Setiap tahun pada tanggal 10 Nopember, rakyat Indonesia memperingati Hari Pahlawan Nasional. Sebagian ada yang merayakannya, sebagian yang lain tidak: sebuah peristiwa bersejarah yang secara kolektif dikenal sebagai Pertempuran Surabaya 1945. Pertempuran yang dipicu oleh ultimatum-ultimatum yang disebarkan melalui pamflet udara oleh tentara Inggris tersebut menumbuhkan semangat heroisme yang berkobar-kobar di kalangan pejuang kemerdekaan, dengan semboyan yang kita kenal: "merdeka atau mati!"
Kala itu para pejuang Indonesia, tentara dan milisi, bertempur melawan pasukan kekaisaran Inggris yang mendarat di Surabaya pada 25 Oktober 1945. Kedatangan tentara kekaisaran Inggris tersebut bermaksud untuk melucuti senjata tentara kekaisaran Jepang, membebaskan para tawanan perang, dan memulangkan tentara kekaisaran Jepang ke negerinya. Tapi apa lacur kedatangan tentara kekaisaran Inggris tersebut ternyata diboncengi oleh Netherlands Indies Civil Administration (NICA) yang membawa misi untuk mengembalikan Indonesia kepada administrasi pemerintahan sipil Hindia Belanda sebagai negeri jajahan kolonial kekaisaran Belanda.

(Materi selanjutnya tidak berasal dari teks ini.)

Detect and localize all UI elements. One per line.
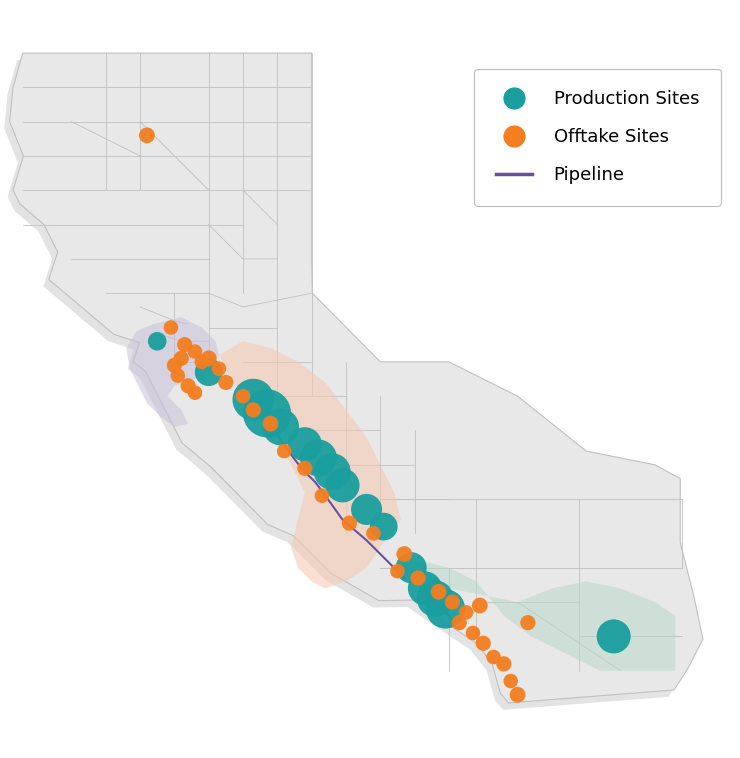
Point (446, 596, 458, 608)
Point (175, 352, 187, 365)
Point (213, 362, 225, 374)
Point (169, 359, 181, 371)
Point (275, 421, 286, 433)
Point (247, 404, 259, 416)
Point (312, 452, 324, 464)
Polygon shape (219, 341, 401, 588)
Point (182, 380, 194, 392)
Point (141, 130, 153, 142)
Point (247, 393, 259, 406)
Point (391, 565, 403, 578)
Point (440, 603, 451, 615)
Point (203, 352, 215, 365)
Point (172, 369, 184, 381)
Point (151, 335, 163, 347)
Point (419, 582, 431, 594)
Point (189, 346, 201, 358)
Point (220, 377, 232, 389)
Point (261, 407, 273, 419)
Point (378, 521, 390, 533)
Polygon shape (387, 561, 676, 671)
Point (343, 517, 355, 529)
Point (203, 366, 215, 378)
Point (360, 503, 372, 515)
Point (460, 606, 472, 619)
Point (189, 387, 201, 399)
Point (179, 339, 191, 351)
Polygon shape (10, 53, 703, 703)
Legend: Production Sites, Offtake Sites, Pipeline: Production Sites, Offtake Sites, Pipelin… (474, 69, 721, 205)
Point (488, 651, 500, 663)
Point (474, 600, 485, 612)
Point (165, 321, 177, 334)
Point (299, 462, 311, 475)
Point (316, 490, 328, 502)
Point (433, 586, 445, 598)
Point (278, 445, 290, 457)
Point (498, 658, 510, 670)
Point (608, 631, 619, 643)
Point (196, 356, 208, 368)
Point (429, 593, 441, 605)
Point (299, 438, 311, 450)
Point (505, 675, 517, 687)
Polygon shape (127, 318, 219, 427)
Point (454, 616, 465, 628)
Point (326, 465, 338, 478)
Point (511, 689, 523, 701)
Point (265, 418, 277, 430)
Point (477, 637, 489, 650)
Point (406, 562, 417, 574)
Point (467, 627, 479, 639)
Polygon shape (4, 60, 697, 709)
Point (337, 479, 349, 491)
Point (522, 616, 534, 628)
Point (398, 548, 410, 560)
Point (237, 390, 249, 402)
Point (368, 528, 380, 540)
Point (412, 572, 424, 584)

Pertempuran tersebut merupakan perang pertama, terbesar, dan terberat bagi pasukan Indonesia melawan Sekutu setelah Proklamasi Kemerdekaan dalam sejarah Revolusi Nasional Indonesia yang menjadi simbol nasional perlawanan bangsa terhadap kolonialisme dan imperialisme. Usai pertempuran tersebut, dukungan rakyat Indonesia dan dunia internasional terhadap perjuangan kemerdekaan Indonesia semakin menguat.
***
Setelah 77 tahun telah berlalu, kondisi tata hidup bersama kita sebagai bangsa yang menegara telah berubah. Kata arek-arek Suroboyo: Londo wis adhoh! Pertanyaannya: apakah kita sebagai bangsa benar-benar merdeka dan berdaulat, sesudah terbebas dari bahaya kolonialisme dan imperialisme tersebut? Untuk maksud tersebut, tampaknya kita perlu merefleksi kembali pidato Bung Karno saat Hari Pahlawan 10 Nopember 1961: "Perjuanganku lebih mudah karena mengusir penjajah, tapi perjuanganmu akan lebih sulit karena melawan bangsamu sendiri."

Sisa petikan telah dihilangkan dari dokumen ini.